DEDAŞ’a kıyakta sınır yok
Yaşanan büyük depremden bir hafta önce Dicle Elektrik Dağıtım AŞ’nin (DEDAŞ) enerji sattığı illerde 4 milyar 480 milyon 500 bin TL tutarında teşvik verildi. Teşvik paketinde faiz desteği, KDV istisnası, 10 yıllık sigorta primi desteği, 10 yıllık sigorta primi işveren hissesi desteği, yüzde 50 vergi indirimi ve yüzde 15 yatırıma katkı oranı bulunurken, halka ve özellikle çiftçilere DEDAŞ’ın gönderdiği yüksek ve haksız faturalarla halk soyguna uğratılıyor. Bu soygunu ise AKP ikidarının kolaylaştırıcılığı ve ortaklığı ile gerçekleştiriyor olması ise dikkat çekiyor.
DEDAŞ politik bir sorun
2022 yılı sonuna kadar suya ve elektriğe gelen anormal zamlardan sonra bölgede özellikle küçük çiftçinin üretim yapması adeta yasaklandı. İktidarın sınırsız desteğine sahip DEDAŞ, halkın zaten ödeyemediği elektrik fiyatının aşırı artmasıyla birlikte bölgede başkesen edasıyla faturaları halka yollarken, üretimin önünde büyük bir engel olarak duruyor. Kürt halkının yaşadığı bu bölgede HDP’nin yüzde 80’lere varan oylar alıyor olması bu uygulamanın en temel nedeni olarak öne çıkıyor. Türkiye’nin başka hiçbir bölgesinde yaşanmayan sorunlar, bölgenin gündelik yaşamı haline gelirken, DEDAŞ sorunu ekonomik sorun olmaktan çıkmış ve politik bir sorun haline gelmiş durumda.

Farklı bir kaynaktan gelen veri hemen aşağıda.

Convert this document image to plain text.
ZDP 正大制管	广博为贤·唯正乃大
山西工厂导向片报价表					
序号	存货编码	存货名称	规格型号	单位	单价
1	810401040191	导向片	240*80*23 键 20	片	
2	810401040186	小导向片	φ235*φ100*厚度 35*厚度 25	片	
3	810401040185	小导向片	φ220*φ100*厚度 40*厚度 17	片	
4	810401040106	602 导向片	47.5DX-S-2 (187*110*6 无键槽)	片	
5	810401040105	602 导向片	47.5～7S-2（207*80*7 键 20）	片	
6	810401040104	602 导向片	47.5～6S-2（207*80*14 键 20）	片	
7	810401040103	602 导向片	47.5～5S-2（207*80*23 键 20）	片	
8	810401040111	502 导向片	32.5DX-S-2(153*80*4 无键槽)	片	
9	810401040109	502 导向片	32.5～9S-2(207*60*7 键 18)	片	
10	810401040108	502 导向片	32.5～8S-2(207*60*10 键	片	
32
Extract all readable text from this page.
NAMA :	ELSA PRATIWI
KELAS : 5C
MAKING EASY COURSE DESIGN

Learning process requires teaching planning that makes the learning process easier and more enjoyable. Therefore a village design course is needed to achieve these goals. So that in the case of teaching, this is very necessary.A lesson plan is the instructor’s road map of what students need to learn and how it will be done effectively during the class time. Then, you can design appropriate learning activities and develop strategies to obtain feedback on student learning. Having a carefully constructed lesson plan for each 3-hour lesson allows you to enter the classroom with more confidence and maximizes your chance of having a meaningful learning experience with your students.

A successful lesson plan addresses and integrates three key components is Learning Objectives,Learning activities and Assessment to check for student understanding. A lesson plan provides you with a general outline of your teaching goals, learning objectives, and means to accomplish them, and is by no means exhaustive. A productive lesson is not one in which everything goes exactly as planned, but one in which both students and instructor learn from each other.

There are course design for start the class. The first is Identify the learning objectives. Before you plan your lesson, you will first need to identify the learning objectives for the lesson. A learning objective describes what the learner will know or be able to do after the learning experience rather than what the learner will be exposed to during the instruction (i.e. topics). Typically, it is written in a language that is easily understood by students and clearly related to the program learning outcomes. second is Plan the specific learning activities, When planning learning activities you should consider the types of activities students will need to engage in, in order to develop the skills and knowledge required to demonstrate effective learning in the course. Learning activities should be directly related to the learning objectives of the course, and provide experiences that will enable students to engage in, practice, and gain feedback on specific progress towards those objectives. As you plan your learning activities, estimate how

Yüksel bedelli ödeme emirleri
Türkiye’nin Kürt coğrafyası dışında bulunan tüm su birlikleri enerji borç batağındayken hiçbirisinin enerjisi kesilmiyor. DEDAŞ’ın elektrik sattığı Riha, Mêrdîn, Amed, Sêrt ve Êlih’deki su birliklerinin, halkın ve çiftçilerin ise borçları nedeniyle enerjleri kesilerek üretimler darbeleniyor. Yetersiz olan kanaletlere sular barajlardan doğal akış biçiminde salınmaması sonucu su birlikleri kanaletlere suyu dev elektrik pompaları ile basıyor. Çok az sayıda çiftçiye ulaşabilen bu sular ise çıkarılan yüksek bedelli pusulalardan ibaret ödeme emirlerinden kaynaklı borç miktarları şişirilerek çiftçinin bu bedelleri ödeyememesi sonucu çiftçi üretim yapamaz hale getirilirken, çiftçi destekleri DEDAŞ’ın kasasına aktarılıyor.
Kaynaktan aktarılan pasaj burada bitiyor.